AP #2: Placebo Locks
- when a locking policy is not followed consistently, the lock
only exists to make the developer feel better
- example from java.util.Logging: readers and writers must follow
the same locking policy, or synchronization is worthless: log()
checks to see if filter is null, but setFilter() doesn't follow
the same policy
- they looked at java.util.Logging and it is (or was, ~year ago)
actually much better than log4j concurrency-wise
- Locking stack objects: nono; threads communicate with fields
(!)
AP #3: Choosing the wrong lock
- Despite looking reasonable, this is a problem
- Static code locking on instance
- Synchronizing on java.util.concurrenet.Lock
- Protect static variables with static locks (e.g., Foo.class)
- Locking on this.getClass() is always wrong (you could have 2+
separate locks)
- Contention: using juc.Lock was 4x better contended performance
in Java5, down to ~2x in Java6; example in Java7 from Doug Lea
diminishes gap even further
- If you can use intrinsic locks, they're simpler
AP #4: Too much mutable state
- no happens-before state in constructor to other threads
- special case: if field is final, the JMM will guarantee
initialization safety; this includes REACHABLE fields within the
final field
- Generally (?) this is only a problem when you leak 'this' from
the constructor
- Chapter in JCiP about this (initialization safety)
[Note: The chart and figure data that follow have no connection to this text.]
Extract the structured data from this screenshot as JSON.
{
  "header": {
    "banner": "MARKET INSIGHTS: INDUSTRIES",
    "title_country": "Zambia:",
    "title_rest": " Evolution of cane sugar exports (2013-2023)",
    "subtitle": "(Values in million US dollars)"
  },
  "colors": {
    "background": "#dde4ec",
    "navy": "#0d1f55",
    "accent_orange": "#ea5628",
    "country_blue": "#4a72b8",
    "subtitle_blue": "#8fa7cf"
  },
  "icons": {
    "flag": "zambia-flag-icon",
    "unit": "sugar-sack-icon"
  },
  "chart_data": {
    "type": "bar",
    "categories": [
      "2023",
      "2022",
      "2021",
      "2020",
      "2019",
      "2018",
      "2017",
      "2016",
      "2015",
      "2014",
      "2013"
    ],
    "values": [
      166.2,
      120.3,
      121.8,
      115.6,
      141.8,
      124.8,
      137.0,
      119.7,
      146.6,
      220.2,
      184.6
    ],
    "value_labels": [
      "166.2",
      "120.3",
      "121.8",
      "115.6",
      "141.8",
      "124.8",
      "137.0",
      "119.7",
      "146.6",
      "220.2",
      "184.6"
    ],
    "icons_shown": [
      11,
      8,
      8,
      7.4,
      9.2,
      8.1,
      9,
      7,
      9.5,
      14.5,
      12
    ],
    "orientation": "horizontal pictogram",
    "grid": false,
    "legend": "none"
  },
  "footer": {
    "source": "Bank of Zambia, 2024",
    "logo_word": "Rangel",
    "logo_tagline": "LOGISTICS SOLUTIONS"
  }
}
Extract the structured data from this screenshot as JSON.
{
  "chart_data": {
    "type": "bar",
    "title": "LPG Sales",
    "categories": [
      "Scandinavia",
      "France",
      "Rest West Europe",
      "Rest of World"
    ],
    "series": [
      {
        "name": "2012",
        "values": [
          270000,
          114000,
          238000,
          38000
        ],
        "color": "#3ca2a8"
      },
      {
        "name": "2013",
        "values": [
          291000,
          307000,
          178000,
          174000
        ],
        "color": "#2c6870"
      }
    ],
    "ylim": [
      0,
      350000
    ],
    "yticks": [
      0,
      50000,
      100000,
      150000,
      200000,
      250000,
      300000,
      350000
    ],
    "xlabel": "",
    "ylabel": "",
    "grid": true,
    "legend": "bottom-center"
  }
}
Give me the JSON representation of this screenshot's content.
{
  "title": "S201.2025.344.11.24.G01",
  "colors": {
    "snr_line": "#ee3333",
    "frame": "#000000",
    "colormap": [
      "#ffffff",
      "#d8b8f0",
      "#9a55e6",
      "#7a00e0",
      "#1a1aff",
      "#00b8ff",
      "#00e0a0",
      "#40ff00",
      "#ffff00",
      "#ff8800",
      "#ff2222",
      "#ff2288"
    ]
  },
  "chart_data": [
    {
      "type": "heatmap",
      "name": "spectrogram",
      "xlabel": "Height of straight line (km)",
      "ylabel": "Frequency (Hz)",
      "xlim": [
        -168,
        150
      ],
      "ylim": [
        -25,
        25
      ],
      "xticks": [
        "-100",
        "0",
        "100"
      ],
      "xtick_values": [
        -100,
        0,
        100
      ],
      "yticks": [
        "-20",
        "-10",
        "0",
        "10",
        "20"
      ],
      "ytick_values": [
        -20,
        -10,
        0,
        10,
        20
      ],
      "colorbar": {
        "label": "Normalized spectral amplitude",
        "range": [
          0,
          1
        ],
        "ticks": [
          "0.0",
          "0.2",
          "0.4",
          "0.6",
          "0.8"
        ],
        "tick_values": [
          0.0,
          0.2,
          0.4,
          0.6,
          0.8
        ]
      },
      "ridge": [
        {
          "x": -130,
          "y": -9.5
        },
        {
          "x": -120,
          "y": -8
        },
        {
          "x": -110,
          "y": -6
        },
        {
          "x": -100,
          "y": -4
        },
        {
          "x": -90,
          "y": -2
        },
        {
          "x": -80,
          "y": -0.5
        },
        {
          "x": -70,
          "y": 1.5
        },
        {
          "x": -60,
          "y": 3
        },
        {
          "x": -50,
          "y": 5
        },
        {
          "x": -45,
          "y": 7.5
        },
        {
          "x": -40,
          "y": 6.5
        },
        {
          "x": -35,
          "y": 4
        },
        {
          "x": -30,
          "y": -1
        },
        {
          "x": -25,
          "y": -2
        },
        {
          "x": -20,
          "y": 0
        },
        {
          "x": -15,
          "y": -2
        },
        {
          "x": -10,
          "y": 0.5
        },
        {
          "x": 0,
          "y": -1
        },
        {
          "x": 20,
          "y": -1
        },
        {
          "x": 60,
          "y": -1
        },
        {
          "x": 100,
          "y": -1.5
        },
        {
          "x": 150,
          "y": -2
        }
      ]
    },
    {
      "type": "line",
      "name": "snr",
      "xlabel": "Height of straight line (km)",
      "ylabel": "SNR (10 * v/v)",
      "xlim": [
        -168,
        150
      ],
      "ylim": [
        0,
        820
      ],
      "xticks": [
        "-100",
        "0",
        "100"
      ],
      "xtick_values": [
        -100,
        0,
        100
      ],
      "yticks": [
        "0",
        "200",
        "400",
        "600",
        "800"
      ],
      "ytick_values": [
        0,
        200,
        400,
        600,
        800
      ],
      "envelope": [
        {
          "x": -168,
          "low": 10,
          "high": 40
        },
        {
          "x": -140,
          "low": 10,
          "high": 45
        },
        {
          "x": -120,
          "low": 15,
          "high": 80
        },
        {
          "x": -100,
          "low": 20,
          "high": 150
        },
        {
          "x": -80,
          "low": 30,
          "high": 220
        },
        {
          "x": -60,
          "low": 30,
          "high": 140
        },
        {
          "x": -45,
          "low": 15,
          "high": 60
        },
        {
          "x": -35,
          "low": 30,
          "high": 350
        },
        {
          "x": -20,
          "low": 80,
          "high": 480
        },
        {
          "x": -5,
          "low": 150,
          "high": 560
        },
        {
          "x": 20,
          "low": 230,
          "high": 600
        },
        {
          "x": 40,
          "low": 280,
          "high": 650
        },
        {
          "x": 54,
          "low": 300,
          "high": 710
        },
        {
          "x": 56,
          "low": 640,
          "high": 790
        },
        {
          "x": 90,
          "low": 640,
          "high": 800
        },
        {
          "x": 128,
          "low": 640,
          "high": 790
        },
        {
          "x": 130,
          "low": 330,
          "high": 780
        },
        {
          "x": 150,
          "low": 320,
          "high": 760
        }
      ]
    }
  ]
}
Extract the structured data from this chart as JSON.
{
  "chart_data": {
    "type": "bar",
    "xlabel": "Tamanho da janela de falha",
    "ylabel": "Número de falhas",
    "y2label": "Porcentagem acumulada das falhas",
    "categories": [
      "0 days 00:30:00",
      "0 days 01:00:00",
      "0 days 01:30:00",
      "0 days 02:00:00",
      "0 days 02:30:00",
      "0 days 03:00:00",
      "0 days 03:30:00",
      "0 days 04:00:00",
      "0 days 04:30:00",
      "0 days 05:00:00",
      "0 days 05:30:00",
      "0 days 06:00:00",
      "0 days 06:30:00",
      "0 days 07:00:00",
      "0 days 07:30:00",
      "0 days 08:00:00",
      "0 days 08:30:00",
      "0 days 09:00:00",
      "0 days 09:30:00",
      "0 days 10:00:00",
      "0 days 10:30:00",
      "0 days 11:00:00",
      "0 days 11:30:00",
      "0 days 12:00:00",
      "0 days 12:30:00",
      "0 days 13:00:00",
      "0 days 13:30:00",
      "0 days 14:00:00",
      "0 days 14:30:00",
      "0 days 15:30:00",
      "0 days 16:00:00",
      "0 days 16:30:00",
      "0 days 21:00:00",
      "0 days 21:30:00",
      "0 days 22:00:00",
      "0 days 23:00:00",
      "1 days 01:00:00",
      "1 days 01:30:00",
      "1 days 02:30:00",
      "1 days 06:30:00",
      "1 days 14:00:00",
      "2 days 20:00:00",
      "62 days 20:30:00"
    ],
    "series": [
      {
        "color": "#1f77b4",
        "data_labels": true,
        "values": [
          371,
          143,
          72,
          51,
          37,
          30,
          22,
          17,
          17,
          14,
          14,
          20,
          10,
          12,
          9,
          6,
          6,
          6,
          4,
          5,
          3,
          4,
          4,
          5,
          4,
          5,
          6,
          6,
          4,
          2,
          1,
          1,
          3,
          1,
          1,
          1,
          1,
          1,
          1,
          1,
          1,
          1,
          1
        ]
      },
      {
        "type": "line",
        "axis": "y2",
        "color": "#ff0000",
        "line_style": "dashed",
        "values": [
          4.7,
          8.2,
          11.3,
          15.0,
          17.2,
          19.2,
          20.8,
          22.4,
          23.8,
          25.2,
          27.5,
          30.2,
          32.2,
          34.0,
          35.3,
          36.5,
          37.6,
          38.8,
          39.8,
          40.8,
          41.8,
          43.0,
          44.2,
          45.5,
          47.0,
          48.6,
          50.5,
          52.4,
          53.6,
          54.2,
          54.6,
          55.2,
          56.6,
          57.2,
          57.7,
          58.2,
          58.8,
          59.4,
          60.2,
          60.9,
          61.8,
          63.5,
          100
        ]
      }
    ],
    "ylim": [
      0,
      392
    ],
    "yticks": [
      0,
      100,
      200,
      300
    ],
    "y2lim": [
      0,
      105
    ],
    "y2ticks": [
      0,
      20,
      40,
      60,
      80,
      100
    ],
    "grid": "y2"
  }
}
AP #5: Swing'n in the main thread
- Swing has thread confinement policies, it runs in a single
thread; "The EDT is responsible for executing any method that
modifies a component's state. This includes any component's
constructor..."
- Demo of Flashlight on simple GUI, showing shared state, what
thread was invoking what.
AP #6: Dangerous observers
- Observer/Listener tough to implement concurrently
- One issue: adding/removing observers is done in multiple
places; iterating over observers when you notify may throw
concurrent modification exception
- Use locking? What happens when you call notify() on the
observer while you're holding a lock? How long will that be
held? -- "Never call foreign methods while holding a
lock."
- Fix #1: make a copy before iterating
- Fix #2: use CopyOnWriteArrayList
- Fix #3 (from me, design vs coding): only allow
initialization with known objects, don't add/remove
IV. Q+A
- "other silver bullets?" "maybe -- other programming languages
may be there, but most of us aren't going to be using them;
various web containers and frameworks help with this; STM
sounds good, but even then you need to understand what you're
doing"